Саадат-ханум говорила неторопливо, отчеканивая каждое слово, чтобы афганец мог хорошо понять ее. И каждое слово чужестранки, разговаривающей на его родном языке, находило отзвук в душе Надира.
Когда советские врачи вместе с Надиром и матерью вышли из шатра, из-за горизонта уже поднимался огненный диск солнца. Вместе с солнцем поднялся и стан кочевников. У костров копошились женщины в черных одеждах, готовили пищу, доили у шатров коз. Неподалеку развьюченные верблюды, мулы и ослы, лежа на земле, лениво пережевывали корм, между шатрами резвились щенята, надрывали горло петухи.
Созерцая эту картину, Хашимова вздохнула и, как бы размышляя вслух, задумчиво произнесла:
— Наверное, так же красочно выглядели тысячи лет тому назад и станы кочевников в Туркестане. Так же вот и наши предки скитались в поисках лучшей доли…

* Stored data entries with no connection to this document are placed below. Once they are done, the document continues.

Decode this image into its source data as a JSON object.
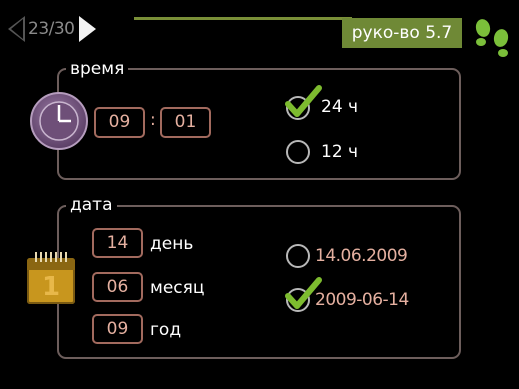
{
  "header": {
    "page_counter": "23/30",
    "menu_label": "руко-во 5.7"
  },
  "time_section": {
    "title": "время",
    "hour": "09",
    "separator": ":",
    "minute": "01",
    "format_options": [
      {
        "label": "24 ч",
        "selected": true
      },
      {
        "label": "12 ч",
        "selected": false
      }
    ]
  },
  "date_section": {
    "title": "дата",
    "calendar_icon_text": "1",
    "fields": [
      {
        "value": "14",
        "label": "день"
      },
      {
        "value": "06",
        "label": "месяц"
      },
      {
        "value": "09",
        "label": "год"
      }
    ],
    "format_options": [
      {
        "label": "14.06.2009",
        "selected": false
      },
      {
        "label": "2009-06-14",
        "selected": true
      }
    ]
  },
  "colors": {
    "accent_green": "#6f8936",
    "field_border": "#a26a5e",
    "field_text": "#e5b0a0",
    "frame_border": "#6d5e5c"
  }
}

Слух о лекарях облетел весь стан. От шатров потянулись больные. Одни шли с ребятами, болеющими корью, другие показывали своих чахнущих дочерей, третьи просили средства от бесплодия жен. Больше всего оказалось больных трахомой. Перед врачами стояли люди с выпавшими ресницами, распухшими, до крови воспаленными веками; их глаза слезились, и казалось, кочевники плачут кровавыми слезами.
Советские врачи работали, словно в прифронтовом госпитале. Но далекий путь в Индию, куда они ехали на долгие месяцы работы, торопил их, и скоро они простились с афганскими друзьями.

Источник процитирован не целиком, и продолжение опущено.